Today, Nigeria is standing at the gates of a hell, which Dante’s fertile imaginations could never have approximated. And whoever would succeed Buhari has no good cards to play. The country is listing dangerously to starboard. Inflation has topped 19.64%. Those stealing Nigeria’s crude have never gone on holiday. The country is hemorrhaging its human resources to other countries. Youth unemployment stands at 34.9% and 69% of Nigerians are living below the poverty line. And the debt-to-GDP ratio is criminally insane. Check it out yourself.

Economic metrics aside, there is an unfolding genocide in the Middle Belt of Nigeria. Agitations threatening to break up the country are everywhere. Bandits have taken over Nigerian highways and forests. Islamic terrorists have carved out parts of Nigeria as their quasi-caliphates.

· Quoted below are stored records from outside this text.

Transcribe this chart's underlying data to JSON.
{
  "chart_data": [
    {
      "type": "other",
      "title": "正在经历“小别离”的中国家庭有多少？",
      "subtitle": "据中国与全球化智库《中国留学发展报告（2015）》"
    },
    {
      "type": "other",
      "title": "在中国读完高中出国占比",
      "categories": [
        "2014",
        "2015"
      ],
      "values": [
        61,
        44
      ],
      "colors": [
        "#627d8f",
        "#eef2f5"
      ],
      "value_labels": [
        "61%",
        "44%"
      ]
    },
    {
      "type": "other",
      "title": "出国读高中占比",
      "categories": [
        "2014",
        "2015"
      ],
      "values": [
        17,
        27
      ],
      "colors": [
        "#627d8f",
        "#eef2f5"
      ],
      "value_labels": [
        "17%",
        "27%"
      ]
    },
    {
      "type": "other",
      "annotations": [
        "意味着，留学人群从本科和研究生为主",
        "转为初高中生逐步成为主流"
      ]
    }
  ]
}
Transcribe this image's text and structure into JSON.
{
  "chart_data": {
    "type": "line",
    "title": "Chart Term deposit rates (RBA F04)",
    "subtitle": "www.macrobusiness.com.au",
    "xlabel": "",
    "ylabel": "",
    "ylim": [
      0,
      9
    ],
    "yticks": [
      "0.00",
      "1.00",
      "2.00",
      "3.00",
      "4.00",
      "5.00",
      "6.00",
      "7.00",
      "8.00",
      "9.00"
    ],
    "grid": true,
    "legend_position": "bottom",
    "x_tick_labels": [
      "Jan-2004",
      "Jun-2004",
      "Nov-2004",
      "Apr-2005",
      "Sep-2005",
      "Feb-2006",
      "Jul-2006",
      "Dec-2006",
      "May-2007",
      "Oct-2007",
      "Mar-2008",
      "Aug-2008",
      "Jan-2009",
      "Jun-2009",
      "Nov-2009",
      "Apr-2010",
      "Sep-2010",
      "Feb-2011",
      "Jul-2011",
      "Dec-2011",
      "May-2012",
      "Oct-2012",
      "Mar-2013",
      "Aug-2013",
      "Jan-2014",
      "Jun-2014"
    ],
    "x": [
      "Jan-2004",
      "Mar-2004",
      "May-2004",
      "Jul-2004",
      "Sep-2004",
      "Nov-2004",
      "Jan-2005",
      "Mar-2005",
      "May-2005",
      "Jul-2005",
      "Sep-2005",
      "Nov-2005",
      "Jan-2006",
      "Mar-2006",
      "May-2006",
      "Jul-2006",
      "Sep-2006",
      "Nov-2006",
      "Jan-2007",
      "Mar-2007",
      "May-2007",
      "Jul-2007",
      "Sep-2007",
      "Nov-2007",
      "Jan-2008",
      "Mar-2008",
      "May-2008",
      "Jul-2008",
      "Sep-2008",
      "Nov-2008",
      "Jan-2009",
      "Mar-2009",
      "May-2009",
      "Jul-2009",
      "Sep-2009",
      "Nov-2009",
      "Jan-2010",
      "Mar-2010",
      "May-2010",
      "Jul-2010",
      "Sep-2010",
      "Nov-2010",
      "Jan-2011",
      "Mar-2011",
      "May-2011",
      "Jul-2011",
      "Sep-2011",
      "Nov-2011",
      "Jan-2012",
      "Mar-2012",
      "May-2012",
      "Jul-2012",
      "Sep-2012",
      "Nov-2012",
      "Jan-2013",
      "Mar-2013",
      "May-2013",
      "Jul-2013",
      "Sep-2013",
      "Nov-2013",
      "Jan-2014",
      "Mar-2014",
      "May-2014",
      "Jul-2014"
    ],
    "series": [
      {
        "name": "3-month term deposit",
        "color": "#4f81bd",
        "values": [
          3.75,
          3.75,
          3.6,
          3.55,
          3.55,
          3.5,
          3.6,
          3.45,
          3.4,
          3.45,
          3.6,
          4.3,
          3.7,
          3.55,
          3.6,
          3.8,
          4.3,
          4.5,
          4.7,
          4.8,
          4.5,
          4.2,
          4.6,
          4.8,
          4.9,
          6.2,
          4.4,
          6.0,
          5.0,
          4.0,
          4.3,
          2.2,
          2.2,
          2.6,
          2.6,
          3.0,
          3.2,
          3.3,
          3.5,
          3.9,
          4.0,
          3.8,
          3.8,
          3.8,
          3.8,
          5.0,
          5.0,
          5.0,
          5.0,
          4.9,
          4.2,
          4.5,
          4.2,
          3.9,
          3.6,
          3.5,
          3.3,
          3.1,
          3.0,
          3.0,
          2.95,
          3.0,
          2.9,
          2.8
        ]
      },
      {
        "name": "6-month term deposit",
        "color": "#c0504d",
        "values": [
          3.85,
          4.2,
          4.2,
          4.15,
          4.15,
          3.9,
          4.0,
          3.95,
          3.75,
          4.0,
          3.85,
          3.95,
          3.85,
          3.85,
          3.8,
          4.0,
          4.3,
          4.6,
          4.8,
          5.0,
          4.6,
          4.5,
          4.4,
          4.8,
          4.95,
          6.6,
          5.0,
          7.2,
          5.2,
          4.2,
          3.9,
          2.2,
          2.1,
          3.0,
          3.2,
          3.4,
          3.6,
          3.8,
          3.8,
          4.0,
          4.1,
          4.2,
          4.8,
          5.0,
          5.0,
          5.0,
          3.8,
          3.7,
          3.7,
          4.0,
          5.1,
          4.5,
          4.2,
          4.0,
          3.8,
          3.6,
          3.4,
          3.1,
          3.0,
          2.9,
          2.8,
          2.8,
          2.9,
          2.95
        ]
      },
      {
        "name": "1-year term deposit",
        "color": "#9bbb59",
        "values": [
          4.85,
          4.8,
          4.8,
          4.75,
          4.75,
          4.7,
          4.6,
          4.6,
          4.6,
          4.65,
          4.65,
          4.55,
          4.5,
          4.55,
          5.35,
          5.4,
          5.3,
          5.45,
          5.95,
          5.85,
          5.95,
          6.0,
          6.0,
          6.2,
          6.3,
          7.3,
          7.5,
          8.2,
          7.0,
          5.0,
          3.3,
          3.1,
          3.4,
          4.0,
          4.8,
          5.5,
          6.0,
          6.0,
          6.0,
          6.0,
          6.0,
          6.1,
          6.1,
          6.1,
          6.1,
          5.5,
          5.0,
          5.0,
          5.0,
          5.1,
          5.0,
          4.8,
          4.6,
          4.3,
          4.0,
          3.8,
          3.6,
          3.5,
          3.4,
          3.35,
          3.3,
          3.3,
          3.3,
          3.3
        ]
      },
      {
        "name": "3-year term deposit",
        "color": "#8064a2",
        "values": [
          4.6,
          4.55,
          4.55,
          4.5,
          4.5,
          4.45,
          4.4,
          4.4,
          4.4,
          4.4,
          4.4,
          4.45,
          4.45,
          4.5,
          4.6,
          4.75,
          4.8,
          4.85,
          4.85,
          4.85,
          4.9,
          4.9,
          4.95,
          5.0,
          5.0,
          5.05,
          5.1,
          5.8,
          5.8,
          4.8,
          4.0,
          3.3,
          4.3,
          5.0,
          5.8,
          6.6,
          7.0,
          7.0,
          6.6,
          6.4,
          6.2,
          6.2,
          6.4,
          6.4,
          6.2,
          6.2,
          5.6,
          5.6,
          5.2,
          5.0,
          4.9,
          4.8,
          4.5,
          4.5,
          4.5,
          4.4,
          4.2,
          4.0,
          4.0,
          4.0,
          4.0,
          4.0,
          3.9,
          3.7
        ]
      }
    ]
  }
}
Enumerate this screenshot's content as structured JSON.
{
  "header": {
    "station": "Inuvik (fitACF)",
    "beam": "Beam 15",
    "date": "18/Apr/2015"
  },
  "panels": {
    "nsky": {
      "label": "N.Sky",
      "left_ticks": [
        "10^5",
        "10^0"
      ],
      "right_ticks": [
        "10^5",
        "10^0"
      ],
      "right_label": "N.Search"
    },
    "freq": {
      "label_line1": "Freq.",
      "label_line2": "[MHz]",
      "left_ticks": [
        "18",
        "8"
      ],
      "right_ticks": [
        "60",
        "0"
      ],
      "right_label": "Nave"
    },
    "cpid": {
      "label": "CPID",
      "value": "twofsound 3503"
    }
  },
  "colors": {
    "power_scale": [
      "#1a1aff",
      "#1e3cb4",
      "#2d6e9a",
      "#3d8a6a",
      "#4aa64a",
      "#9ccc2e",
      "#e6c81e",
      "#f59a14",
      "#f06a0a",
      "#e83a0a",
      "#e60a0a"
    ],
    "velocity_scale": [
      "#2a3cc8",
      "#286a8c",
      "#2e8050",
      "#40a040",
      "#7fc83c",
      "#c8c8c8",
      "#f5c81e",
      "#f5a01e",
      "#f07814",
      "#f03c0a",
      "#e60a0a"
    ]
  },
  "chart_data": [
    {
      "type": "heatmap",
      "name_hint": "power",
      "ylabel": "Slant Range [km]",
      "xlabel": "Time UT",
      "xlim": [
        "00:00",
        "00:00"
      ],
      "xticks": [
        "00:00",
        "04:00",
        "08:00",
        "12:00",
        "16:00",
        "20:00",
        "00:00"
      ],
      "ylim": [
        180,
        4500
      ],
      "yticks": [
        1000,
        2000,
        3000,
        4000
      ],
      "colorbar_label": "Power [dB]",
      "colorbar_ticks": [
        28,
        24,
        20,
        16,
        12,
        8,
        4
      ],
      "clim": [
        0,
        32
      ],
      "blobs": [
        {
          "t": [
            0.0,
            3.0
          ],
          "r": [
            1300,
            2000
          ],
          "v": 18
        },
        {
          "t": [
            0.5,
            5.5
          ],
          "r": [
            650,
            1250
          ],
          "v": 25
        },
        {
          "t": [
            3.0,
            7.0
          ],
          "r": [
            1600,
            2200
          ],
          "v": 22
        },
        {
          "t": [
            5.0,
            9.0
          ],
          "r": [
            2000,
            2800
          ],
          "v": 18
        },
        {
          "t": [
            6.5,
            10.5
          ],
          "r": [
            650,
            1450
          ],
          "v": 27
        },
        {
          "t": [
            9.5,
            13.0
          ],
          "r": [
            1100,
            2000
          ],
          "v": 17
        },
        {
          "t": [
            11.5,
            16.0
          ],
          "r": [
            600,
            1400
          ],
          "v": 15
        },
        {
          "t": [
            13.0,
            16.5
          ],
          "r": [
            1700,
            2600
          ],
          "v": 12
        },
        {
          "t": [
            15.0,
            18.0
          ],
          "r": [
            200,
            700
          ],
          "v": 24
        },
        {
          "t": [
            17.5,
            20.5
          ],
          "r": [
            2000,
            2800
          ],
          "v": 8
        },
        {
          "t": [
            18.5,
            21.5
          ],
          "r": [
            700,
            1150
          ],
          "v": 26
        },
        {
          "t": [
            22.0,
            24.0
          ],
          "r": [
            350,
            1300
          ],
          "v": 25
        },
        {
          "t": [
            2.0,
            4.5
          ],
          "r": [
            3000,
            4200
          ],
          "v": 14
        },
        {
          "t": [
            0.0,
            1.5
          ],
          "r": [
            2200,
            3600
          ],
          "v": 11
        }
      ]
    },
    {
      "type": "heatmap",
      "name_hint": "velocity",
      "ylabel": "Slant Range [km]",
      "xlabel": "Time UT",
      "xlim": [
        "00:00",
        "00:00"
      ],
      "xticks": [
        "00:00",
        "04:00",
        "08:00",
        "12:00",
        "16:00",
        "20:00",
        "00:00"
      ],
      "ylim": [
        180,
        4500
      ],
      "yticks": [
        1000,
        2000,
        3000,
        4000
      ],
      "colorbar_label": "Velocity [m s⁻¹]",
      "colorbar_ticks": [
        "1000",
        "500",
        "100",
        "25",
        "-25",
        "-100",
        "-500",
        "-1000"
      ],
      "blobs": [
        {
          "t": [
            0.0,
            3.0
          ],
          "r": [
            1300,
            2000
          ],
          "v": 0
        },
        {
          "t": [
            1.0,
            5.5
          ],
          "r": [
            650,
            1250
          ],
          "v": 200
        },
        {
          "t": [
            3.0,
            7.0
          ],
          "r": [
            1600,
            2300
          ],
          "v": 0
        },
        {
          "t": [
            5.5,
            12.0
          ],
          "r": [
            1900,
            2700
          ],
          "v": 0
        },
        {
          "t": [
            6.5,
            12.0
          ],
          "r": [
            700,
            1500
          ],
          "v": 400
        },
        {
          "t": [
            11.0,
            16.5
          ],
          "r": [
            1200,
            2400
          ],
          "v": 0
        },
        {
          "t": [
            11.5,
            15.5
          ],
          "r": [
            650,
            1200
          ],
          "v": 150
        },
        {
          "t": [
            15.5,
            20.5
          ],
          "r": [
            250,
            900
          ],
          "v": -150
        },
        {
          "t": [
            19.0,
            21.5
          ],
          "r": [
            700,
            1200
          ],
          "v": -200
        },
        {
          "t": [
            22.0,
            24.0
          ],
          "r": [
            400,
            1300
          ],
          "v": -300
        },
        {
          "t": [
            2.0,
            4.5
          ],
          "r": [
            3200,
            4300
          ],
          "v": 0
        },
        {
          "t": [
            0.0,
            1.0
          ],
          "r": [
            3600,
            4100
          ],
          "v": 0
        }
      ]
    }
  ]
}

It is a state of nature out there. The pessimisms of Hobbes’s Leviathan, have taken flesh and incarnated in Nigeria. In the Nigeria to be inherited by a new president come 29th May 2023, Buhari has finally made sure that there will be “no place for industry; because the fruit thereof is uncertain; and consequently no culture of the earth; no navigation, nor use of the commodities that may be imported by sea; no commodious building; no instruments of moving, and removing such things as require much force; no society; no knowledge of the face of the earth; no account of time; no arts; no letters; no society; and which is worst of all, continual fear, and danger of violent death; And the life of man, solitary, poor, nasty, brutish and short” (Thomas Hobbes, Leviathan).

Despite this bleak situation, I am hopeful that if the right man is elected, every challenge becomes an opportunity for greatness. If we mess it up this time, by electing the same thieves parading themselves as men with structure, you would have signed Nigeria’s death certificate.

The choice is yours.

I don’t envy Peter Obi. But I will vote for him.

Onyemaechi Ogbunwezeh is a Nigerian and a Senior Research Fellow and Director for Genocide Prevention at the Christian Solidarity International, Switzerland.